To sit still in springtime seems impossible. I say this as a veteran sitter, an old hand (and equally old tush) at parking myself on a chair or bench. Every responsibility or deadline that keeps me indoors for more than an hour makes me wish this entire month were a video stream I could watch later, at my leisure.
Still, it can be hard to know quite how to celebrate this season. Emily Dickinson wisely wrote, “A little Madness in the Spring/Is wholesome even for the King.” But how, exactly, are we supposed to go mad? The compulsion to fling oneself into a patch of daffodils or yodel from the top of a cherry-blossom tree might feel irresistible, but I suspect the actual experience would not live up to the impulse, and could damage the lovely blossoms to boot.
Thankfully, we can turn to the kitchen, which welcomes this season like an antsy, desk-bound teen. And as soon as the refrigerator fills with asparagus, ramps, peas, strawberries, rhubarb and fresh ricotta, I am filled with an urge to find fresh new ways to prepare them.
A year ago, after our two older sons were sent home from college, I was abruptly forced to rouse myself out of many familiar cooking routines. Henry, our middle son, had turned vegetarian the previous fall, and by spring, George, the oldest, had joined him. While my rational brain wholeheartedly supported their decision, my emotional brain responded by turning sulky and peevish. (Not fair! Now I can’t make all those beloved family suppers I’ve perfected over the years.)
But we all must grow up eventually, both inside and out. Realizing I was actually lucky to have to rethink the cooking ruts I’d fallen into over those selfsame years, I started exploring.
Not surprisingly, my meanderings often brought me face to face with tofu. I’ve never had an aversion to tofu, even plain and raw; I find its curious, slightly bitter flavor intriguing, and its texture kind of playful. I’ve also wondered why so many people find tofu weird but think mozzarella is perfectly normal when they’re basically the same thing, just made from different milks. Indeed, some food historians believe that tofu was invented when Mongolian yak herders encountered Chinese soybean farmers more than 2,000 years ago, and the former shared the secrets of turning milk into curds with the latter.
I first made the progenitor to this dish last spring, as part of my initial round of vegetarian experiments, and it was received just as enthusiastically by the meat-eaters. When I revisited it just a few weeks ago, Dosi (still an omnivore — for now) said: “You should write your next column about this.”
I replied that I didn’t think I’d developed it sufficiently yet. Sure, yes, parts of it were great (the dressing), but others (the marinade) still needed time to evolve.

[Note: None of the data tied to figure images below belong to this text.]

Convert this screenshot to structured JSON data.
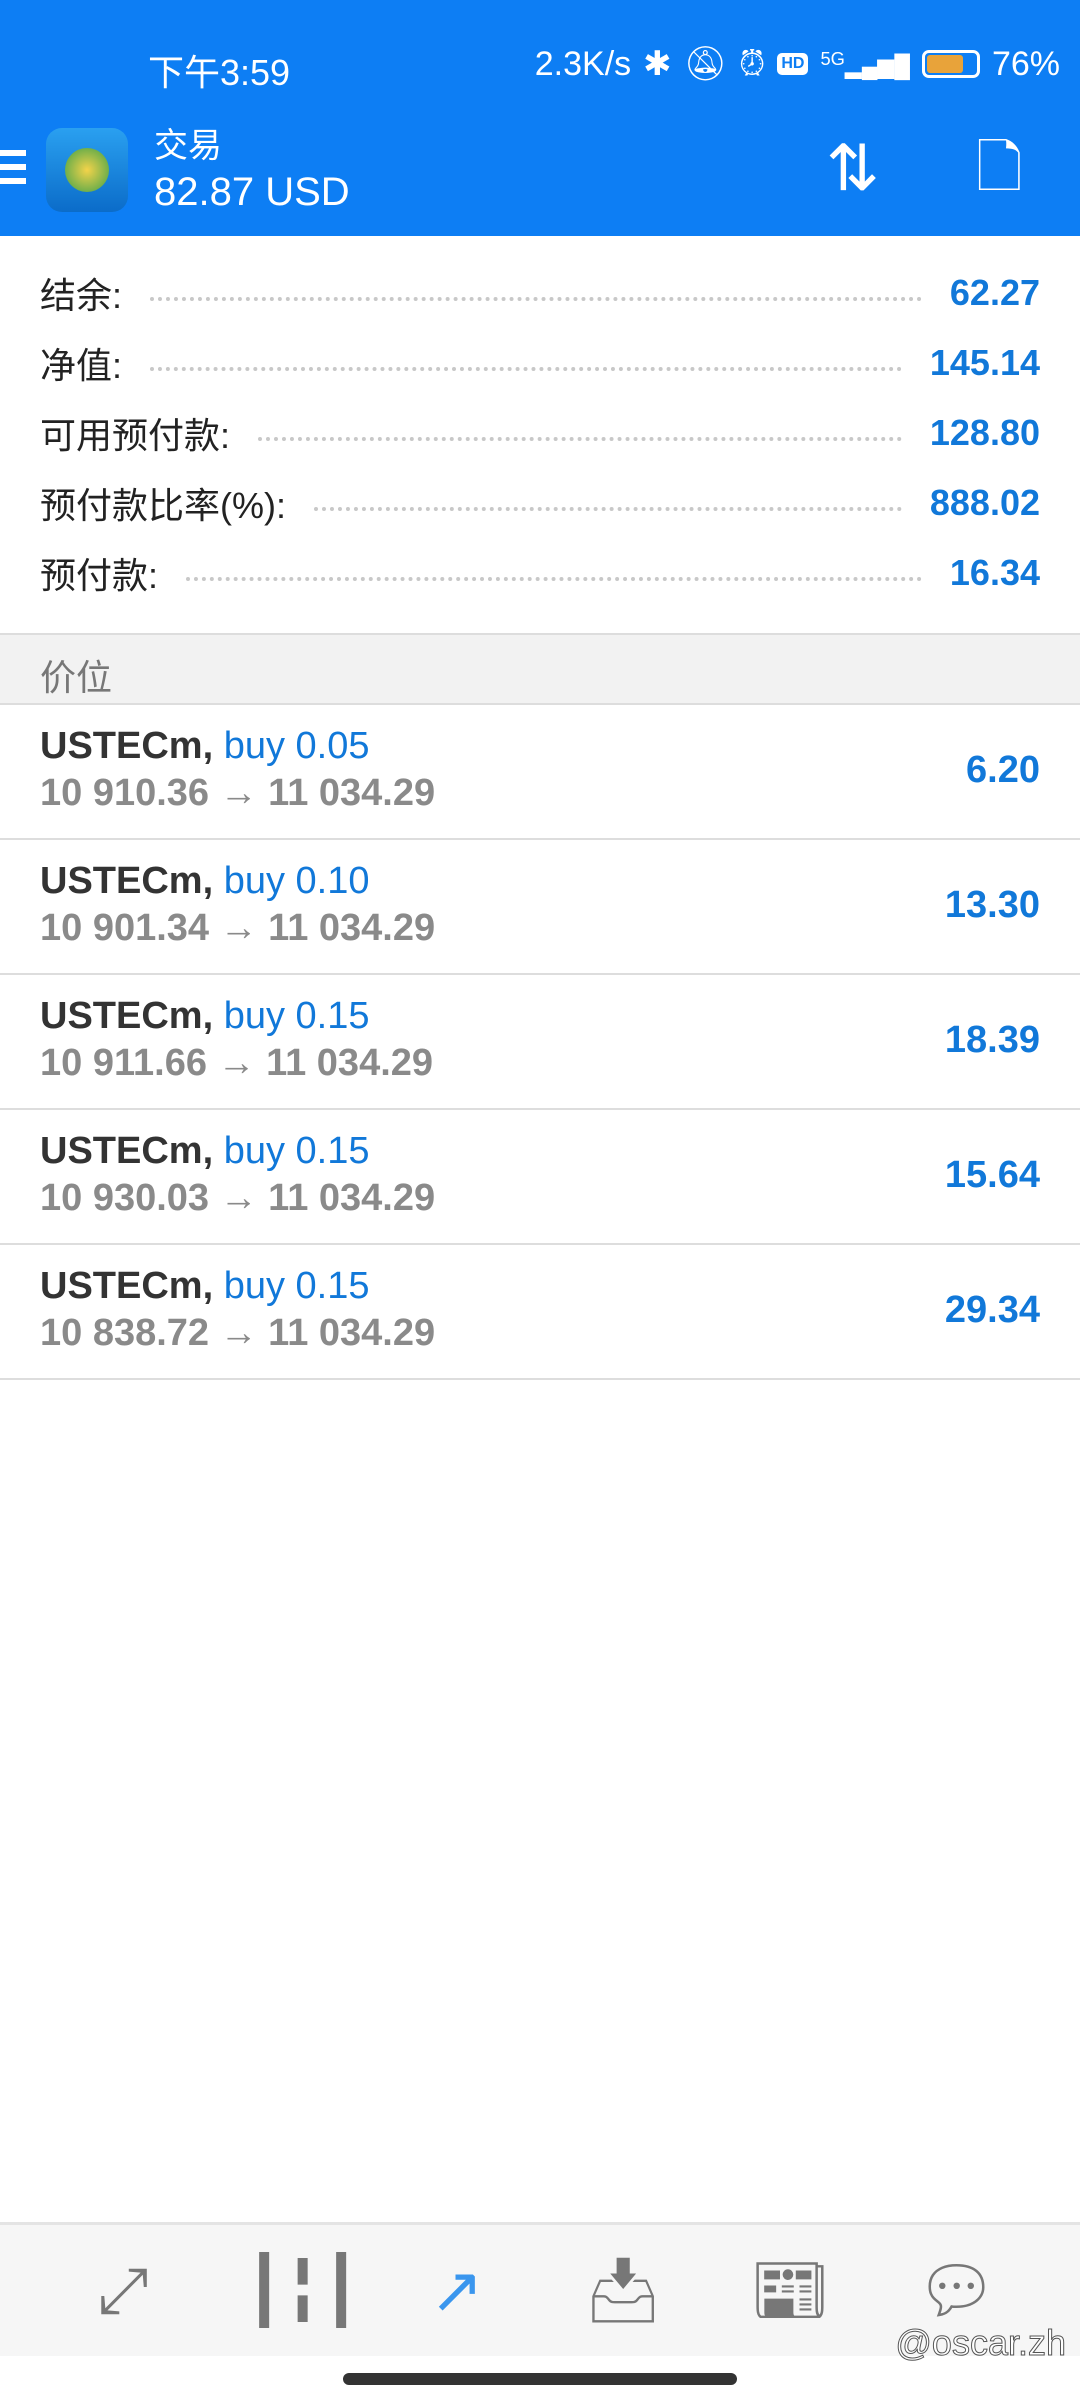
{
  "status_bar": {
    "time": "下午3:59",
    "net_speed": "2.3K/s",
    "network": "5G",
    "battery": "76%",
    "icons": [
      "bluetooth-icon",
      "mute-icon",
      "alarm-icon",
      "hd-icon",
      "signal-icon",
      "battery-icon"
    ]
  },
  "header": {
    "title": "交易",
    "balance": "82.87 USD",
    "icons": [
      "menu-icon",
      "app-logo",
      "sort-icon",
      "new-order-icon"
    ]
  },
  "summary": [
    {
      "label": "结余:",
      "value": "62.27"
    },
    {
      "label": "净值:",
      "value": "145.14"
    },
    {
      "label": "可用预付款:",
      "value": "128.80"
    },
    {
      "label": "预付款比率(%):",
      "value": "888.02"
    },
    {
      "label": "预付款:",
      "value": "16.34"
    }
  ],
  "section_title": "价位",
  "positions": [
    {
      "symbol": "USTECm,",
      "side": "buy 0.05",
      "prices": "10 910.36 → 11 034.29",
      "profit": "6.20"
    },
    {
      "symbol": "USTECm,",
      "side": "buy 0.10",
      "prices": "10 901.34 → 11 034.29",
      "profit": "13.30"
    },
    {
      "symbol": "USTECm,",
      "side": "buy 0.15",
      "prices": "10 911.66 → 11 034.29",
      "profit": "18.39"
    },
    {
      "symbol": "USTECm,",
      "side": "buy 0.15",
      "prices": "10 930.03 → 11 034.29",
      "profit": "15.64"
    },
    {
      "symbol": "USTECm,",
      "side": "buy 0.15",
      "prices": "10 838.72 → 11 034.29",
      "profit": "29.34"
    }
  ],
  "bottom_nav": {
    "items": [
      "quotes-icon",
      "chart-icon",
      "trade-icon",
      "inbox-icon",
      "news-icon",
      "chat-icon"
    ],
    "active": "trade-icon",
    "active_color": "#3a96ee"
  },
  "watermark": "@oscar.zh",
  "colors": {
    "header": "#0d7ef4",
    "value": "#1178d9"
  }
}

Then I woke up last Monday and sat down and wrote this column. Suddenly it occurred to me that time was no longer in its winter holding pattern and that the evolution of this recipe had to be accelerated, pronto. So I got to work and fixed it, photographed it and sent it off. After all, I’ve got some yodeling to do.

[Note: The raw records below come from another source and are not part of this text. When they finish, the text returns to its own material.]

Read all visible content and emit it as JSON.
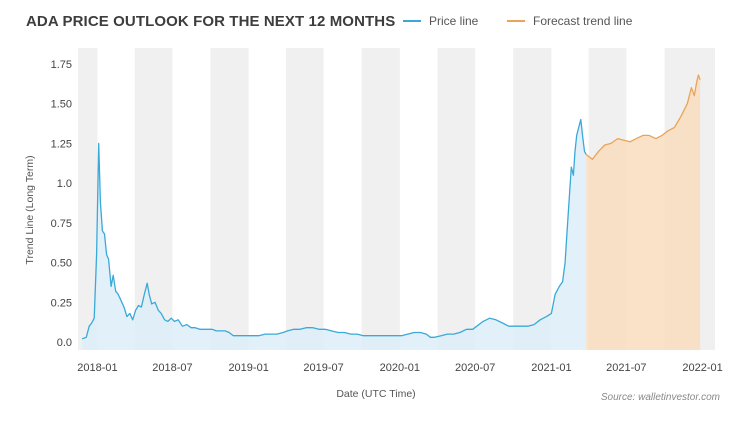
{
  "title": "ADA PRICE OUTLOOK FOR THE NEXT 12 MONTHS",
  "legend": {
    "price_label": "Price line",
    "forecast_label": "Forecast trend line"
  },
  "source": "Source: walletinvestor.com",
  "colors": {
    "price": "#3aa9d8",
    "price_fill": "#ddeff8",
    "forecast": "#e9a456",
    "forecast_fill": "#f9ddc0",
    "band": "#f0f0f0",
    "title": "#3d3d3d"
  },
  "chart_data": {
    "type": "area",
    "title": "ADA PRICE OUTLOOK FOR THE NEXT 12 MONTHS",
    "xlabel": "Date (UTC Time)",
    "ylabel": "Trend Line (Long Term)",
    "ylim": [
      -0.05,
      1.85
    ],
    "xlim": [
      "2017-11-15",
      "2022-01-31"
    ],
    "y_ticks": [
      0.0,
      0.25,
      0.5,
      0.75,
      1.0,
      1.25,
      1.5,
      1.75
    ],
    "y_tick_labels": [
      "0.0",
      "0.25",
      "0.50",
      "0.75",
      "1.0",
      "1.25",
      "1.50",
      "1.75"
    ],
    "x_ticks": [
      "2018-01-01",
      "2018-07-01",
      "2019-01-01",
      "2019-07-01",
      "2020-01-01",
      "2020-07-01",
      "2021-01-01",
      "2021-07-01",
      "2022-01-01"
    ],
    "x_tick_labels": [
      "2018-01",
      "2018-07",
      "2019-01",
      "2019-07",
      "2020-01",
      "2020-07",
      "2021-01",
      "2021-07",
      "2022-01"
    ],
    "grid": false,
    "legend_position": "top",
    "series": [
      {
        "name": "Price line",
        "x": [
          "2017-11-25",
          "2017-12-05",
          "2017-12-12",
          "2017-12-18",
          "2017-12-24",
          "2017-12-30",
          "2018-01-04",
          "2018-01-08",
          "2018-01-13",
          "2018-01-18",
          "2018-01-23",
          "2018-01-28",
          "2018-02-03",
          "2018-02-08",
          "2018-02-14",
          "2018-02-20",
          "2018-02-27",
          "2018-03-06",
          "2018-03-13",
          "2018-03-20",
          "2018-03-27",
          "2018-04-03",
          "2018-04-10",
          "2018-04-17",
          "2018-04-24",
          "2018-05-01",
          "2018-05-06",
          "2018-05-12",
          "2018-05-20",
          "2018-05-28",
          "2018-06-04",
          "2018-06-12",
          "2018-06-20",
          "2018-06-28",
          "2018-07-06",
          "2018-07-15",
          "2018-07-25",
          "2018-08-05",
          "2018-08-15",
          "2018-08-25",
          "2018-09-05",
          "2018-09-15",
          "2018-09-25",
          "2018-10-05",
          "2018-10-15",
          "2018-10-25",
          "2018-11-05",
          "2018-11-15",
          "2018-11-25",
          "2018-12-10",
          "2018-12-25",
          "2019-01-10",
          "2019-01-25",
          "2019-02-10",
          "2019-02-25",
          "2019-03-10",
          "2019-03-25",
          "2019-04-05",
          "2019-04-20",
          "2019-05-05",
          "2019-05-20",
          "2019-06-05",
          "2019-06-20",
          "2019-07-05",
          "2019-07-20",
          "2019-08-05",
          "2019-08-20",
          "2019-09-05",
          "2019-09-20",
          "2019-10-05",
          "2019-10-20",
          "2019-11-05",
          "2019-11-20",
          "2019-12-05",
          "2019-12-20",
          "2020-01-05",
          "2020-01-20",
          "2020-02-05",
          "2020-02-20",
          "2020-03-05",
          "2020-03-15",
          "2020-03-25",
          "2020-04-10",
          "2020-04-25",
          "2020-05-10",
          "2020-05-25",
          "2020-06-10",
          "2020-06-25",
          "2020-07-05",
          "2020-07-20",
          "2020-08-05",
          "2020-08-20",
          "2020-09-05",
          "2020-09-20",
          "2020-10-05",
          "2020-10-20",
          "2020-11-05",
          "2020-11-20",
          "2020-12-05",
          "2020-12-20",
          "2021-01-01",
          "2021-01-10",
          "2021-01-20",
          "2021-01-28",
          "2021-02-03",
          "2021-02-08",
          "2021-02-13",
          "2021-02-18",
          "2021-02-23",
          "2021-02-27",
          "2021-03-03",
          "2021-03-08",
          "2021-03-13",
          "2021-03-18",
          "2021-03-22",
          "2021-03-26"
        ],
        "values": [
          0.02,
          0.03,
          0.1,
          0.12,
          0.15,
          0.55,
          1.25,
          0.88,
          0.7,
          0.68,
          0.55,
          0.52,
          0.35,
          0.42,
          0.32,
          0.3,
          0.26,
          0.22,
          0.16,
          0.18,
          0.14,
          0.2,
          0.23,
          0.22,
          0.3,
          0.37,
          0.3,
          0.24,
          0.25,
          0.2,
          0.18,
          0.14,
          0.13,
          0.15,
          0.13,
          0.14,
          0.1,
          0.11,
          0.09,
          0.09,
          0.08,
          0.08,
          0.08,
          0.08,
          0.07,
          0.07,
          0.07,
          0.06,
          0.04,
          0.04,
          0.04,
          0.04,
          0.04,
          0.05,
          0.05,
          0.05,
          0.06,
          0.07,
          0.08,
          0.08,
          0.09,
          0.09,
          0.08,
          0.08,
          0.07,
          0.06,
          0.06,
          0.05,
          0.05,
          0.04,
          0.04,
          0.04,
          0.04,
          0.04,
          0.04,
          0.04,
          0.05,
          0.06,
          0.06,
          0.05,
          0.03,
          0.03,
          0.04,
          0.05,
          0.05,
          0.06,
          0.08,
          0.08,
          0.1,
          0.13,
          0.15,
          0.14,
          0.12,
          0.1,
          0.1,
          0.1,
          0.1,
          0.11,
          0.14,
          0.16,
          0.18,
          0.3,
          0.35,
          0.38,
          0.5,
          0.7,
          0.9,
          1.1,
          1.05,
          1.2,
          1.3,
          1.35,
          1.4,
          1.28,
          1.2,
          1.18
        ]
      },
      {
        "name": "Forecast trend line",
        "x": [
          "2021-03-26",
          "2021-04-10",
          "2021-04-25",
          "2021-05-10",
          "2021-05-25",
          "2021-06-10",
          "2021-06-25",
          "2021-07-10",
          "2021-07-25",
          "2021-08-10",
          "2021-08-25",
          "2021-09-10",
          "2021-09-25",
          "2021-10-10",
          "2021-10-25",
          "2021-11-10",
          "2021-11-25",
          "2021-12-05",
          "2021-12-12",
          "2021-12-18",
          "2021-12-22",
          "2021-12-26"
        ],
        "values": [
          1.18,
          1.15,
          1.2,
          1.24,
          1.25,
          1.28,
          1.27,
          1.26,
          1.28,
          1.3,
          1.3,
          1.28,
          1.3,
          1.33,
          1.35,
          1.42,
          1.5,
          1.6,
          1.55,
          1.64,
          1.68,
          1.65
        ]
      }
    ]
  }
}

Miso Tofu with Grilled Asparagus
- 1 15.5-ounce package extra firm tofu
- ¼ cup shiromiso (white miso paste)
- 2 tablespoons fresh lemon juice
- 1 tablespoon mirin
- 1 tablespoon maple syrup or brown sugar
- 2 teaspoons toasted sesame oil
- 1 tablespoon tamari or soy sauce
- 1 teaspoon vegetable oil, plus more for grilling
- ½ pound asparagus, woody ends snapped off
- Sesame seeds to garnish, optional
- Cooked white rice, for serving
Heat oven to 375 degrees. Cut the tofu into 1-inch slabs. Spread a clean kitchen towel on a rack, arrange the tofu on the towel, fold towel over tofu, and set a cast-iron skillet on top to press out excess water.

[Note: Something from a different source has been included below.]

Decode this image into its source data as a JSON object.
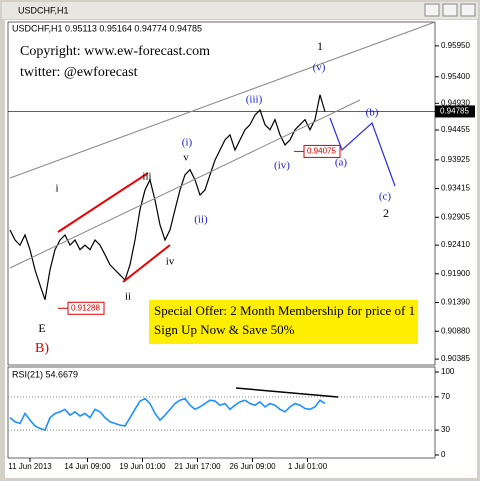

Meanwhile, in a medium bowl, whisk together the miso, lemon, mirin, maple syrup, and sesame oil until smooth. Remove and set aside ¼ cup (about half the total) to use as dressing. To the remaining miso mixture, add the tamari and vegetable oil; whisk again. This portion will be the marinade.
Cut the tofu into roughly 1-inch cubes, and toss in the tamari-miso marinade. Set aside for at least 15 minutes, and up to 1 hour (the longer it sits, the more flavor the tofu will absorb).
Line a baking sheet with parchment paper, and brush with vegetable oil. Remove tofu from marinade and arrange on baking sheet, leaving space between the pieces (this helps tofu dry out and crisp while baking). Transfer to oven and bake 15 to 18 minutes, until brown on bottom. Flip the pieces over, and return to the oven for 5 minutes more.
While the tofu is baking, heat a grill pan or skillet over medium-high. Toss the asparagus with the remaining vegetable oil and salt, and grill or fry until black in places, and beginning to soften, 2 to 4 minutes, depending on the thickness of the stalks. (Alternatively, you can steam or roast the asparagus).
Serve the asparagus and tofu over rice, with reserved dressing on top and a sprinkling of sesame seeds, if desired.